While the Penn State researchers were preparing their reports, however, evidence was mounting that the industry was in trouble. From an average of $8.85 per million British thermal units in 2008, natural-gas prices fell sharply to $4.39 in 2010, and $3.94 in 2011. Last month, prices dropped below $2.50, and they are expected to stay under $5 for another decade.
Signs of a slump
Lower gas prices mean smaller profit margins. So it's no surprise that gas producers are scaling back their Marcellus Shale drilling, putting growth on hold, or moving resources to states with lower costs and more deposits rich in oil and other liquid fuels. The companies doing so include Talisman Energy, EQT Corp., Consol Energy, and Occidental Petroleum Corp. Chesapeake Energy, which has the largest Marcellus Shale holdings in the state, has announced the most drastic cutbacks in Pennsylvania and elsewhere.
In a recent Inquirer op-ed, Louis D. D'Amico, president of the Pennsylvania Independent Oil & Gas Association, explained that "low natural-gas prices are bad for producers, many of whom can't continue to spend money on wells that aren't profitable under current and foreseeable conditions. In the coming months, Pennsylvanians can expect to see fewer ... wells drilled."
There have been signs of a coming correction for years. In May 2010, energy consultant Andrew Weissman observed in the American Oil and Gas Reporter that falling natural-gas prices had already caused markets to tumble, warning: "Current price levels will inevitably lead to further cutbacks in drilling." A year later, the Wall Street Journal reported, "With natural-gas profit margins all but disappearing, companies are cutting back on new gas drilling."
The 2009 Penn State study noted that "a prolonged slump in prices could dampen" Marcellus Shale activity. By the time last year's report was released, the slump was obviously in progress, but the researchers made their most optimistic forecast to date. They should have made the possibility of a lull clearer - even if that's not what the Marcellus Shale Coalition wanted to hear.
Boom and bust
It's too early to say how long a gas slowdown could last or how it will affect drilling impact fees. But even if natural-gas development grows at a slower rate than anticipated, people may suffer from having overinvested. Rural residents who decided to fix up family farms rather than move to smaller homes may be hard-pressed if their gas leases aren't renewed. Small-business owners who expanded their operations to serve gas companies may find they can't pay their bills. Let's hope the Marcellus Shale Coalition's relentless boosterism didn't exacerbate a climate of overspeculation and make the pain worse.

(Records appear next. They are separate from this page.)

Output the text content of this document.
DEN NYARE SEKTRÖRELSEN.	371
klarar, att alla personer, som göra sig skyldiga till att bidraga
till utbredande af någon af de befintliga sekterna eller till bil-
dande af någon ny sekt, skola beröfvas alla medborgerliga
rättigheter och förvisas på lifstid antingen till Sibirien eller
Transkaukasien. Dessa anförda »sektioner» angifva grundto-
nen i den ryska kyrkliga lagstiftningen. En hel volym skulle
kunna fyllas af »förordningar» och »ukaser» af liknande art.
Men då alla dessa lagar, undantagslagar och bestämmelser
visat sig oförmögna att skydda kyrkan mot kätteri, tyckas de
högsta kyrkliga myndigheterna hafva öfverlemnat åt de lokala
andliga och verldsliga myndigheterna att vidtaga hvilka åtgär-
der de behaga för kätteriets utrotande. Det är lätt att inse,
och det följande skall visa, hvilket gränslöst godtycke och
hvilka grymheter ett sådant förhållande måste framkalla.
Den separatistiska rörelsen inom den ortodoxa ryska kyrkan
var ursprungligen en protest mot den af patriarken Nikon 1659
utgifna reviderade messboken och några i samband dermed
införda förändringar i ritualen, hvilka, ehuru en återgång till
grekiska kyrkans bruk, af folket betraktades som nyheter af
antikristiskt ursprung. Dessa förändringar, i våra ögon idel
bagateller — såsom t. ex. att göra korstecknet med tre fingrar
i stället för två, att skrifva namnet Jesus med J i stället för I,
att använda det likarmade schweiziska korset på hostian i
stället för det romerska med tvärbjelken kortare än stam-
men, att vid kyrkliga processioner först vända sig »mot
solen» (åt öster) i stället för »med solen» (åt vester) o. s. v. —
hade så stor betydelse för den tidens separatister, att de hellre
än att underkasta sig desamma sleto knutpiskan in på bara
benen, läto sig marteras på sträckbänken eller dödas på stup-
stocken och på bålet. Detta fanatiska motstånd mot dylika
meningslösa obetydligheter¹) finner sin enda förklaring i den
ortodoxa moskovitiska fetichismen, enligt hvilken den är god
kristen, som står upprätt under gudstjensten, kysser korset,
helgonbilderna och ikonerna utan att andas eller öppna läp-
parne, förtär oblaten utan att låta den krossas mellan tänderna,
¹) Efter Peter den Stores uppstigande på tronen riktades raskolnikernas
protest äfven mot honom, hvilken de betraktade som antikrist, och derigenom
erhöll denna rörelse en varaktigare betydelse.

In the long run, natural-gas development may be good for Pennsylvania, especially compared with the economic stagnation we lived through before the drilling started. But industries that grow too quickly and then pull back painfully create a toxic boom-and-bust cycle. Pennsylvania needs an energy industry that is economically and environmentally sustainable, guided by academics who provide prudent advice and careful analysis. That would do more to safeguard our communities and natural resources than any amount of impact fees.
Arthur Sterngold is an associate professor of business and the former director of the Institute for Management Studies at Lycoming College.